North River representative Nicholas Collins introduced the topic, asking the board members whether they thought the policy change would help with staffing issues.
“I wonder if the new rule of changing from a 10-day to a five-day isolation situation would be beneficial for us to accept, which would give us additional staff opportunities,” Collins said.
Riverheads representative John Ward expressed caution about making the change, adding that he’s seen cases rising in the community, even among vaccinated people. Ward suggested waiting to decide until Jan. 20, when the school board is hosting a retreat, and COVID-19 mitigation strategies will be on the budget.
Superintendent Eric Bond agreed with Ward’s caution when asked for his opinion by the new Pastures representative Timothy Simmons.
“We are seeing a spike right now. We saw it last year; the holiday spike is what we like to call it,” Bond said. “I think for me, staying the course with what we’re doing right now has worked pretty effectively for us for the last 22 months.
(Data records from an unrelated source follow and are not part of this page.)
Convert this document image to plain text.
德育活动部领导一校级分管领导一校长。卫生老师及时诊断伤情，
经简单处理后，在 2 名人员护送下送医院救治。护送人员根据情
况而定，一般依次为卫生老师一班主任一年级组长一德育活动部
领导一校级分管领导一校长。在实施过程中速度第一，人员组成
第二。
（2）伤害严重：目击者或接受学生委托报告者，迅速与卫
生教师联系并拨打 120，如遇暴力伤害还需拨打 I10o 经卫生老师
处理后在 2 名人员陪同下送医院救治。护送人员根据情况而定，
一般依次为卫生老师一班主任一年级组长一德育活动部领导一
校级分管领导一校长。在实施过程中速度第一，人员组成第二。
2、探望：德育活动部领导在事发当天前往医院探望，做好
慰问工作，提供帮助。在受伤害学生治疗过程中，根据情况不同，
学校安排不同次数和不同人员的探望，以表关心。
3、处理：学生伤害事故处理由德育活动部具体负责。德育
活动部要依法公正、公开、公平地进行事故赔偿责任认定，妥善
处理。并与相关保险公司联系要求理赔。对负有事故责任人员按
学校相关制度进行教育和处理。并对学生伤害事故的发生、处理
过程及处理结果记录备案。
Staying the course and at least getting through the month of January could be beneficial.”
The board also appointed its chairs for the year at Thursday’s meeting.
Middle River representative John Shiflett was selected to be the chairman of the board, replacing Ward. Beverley Manor representative Donna Wells takes over the position of vice-chair.
Collins commended Ward for his service as chairman in 2021 as the board continued to navigate the pandemic and dealt with other contentious issues in recent months.
“You were the right person to lead us this past year with your demeanor, your calmness and your maturity,” Collins said. “In the 22 years I’ve served on this board, I’m really glad I wasn’t chairman last year. I think you did a wonderful job representing us and keeping us in order.”
At its retreat on Jan. 20, the school board will interview applicants for the vacant South River seat. Tim Goforth announced his resignation from the position in July, citing the effects of service on his health, and served his last meeting in December. The interim member will be appointed at the board’s Feb. 3 meeting.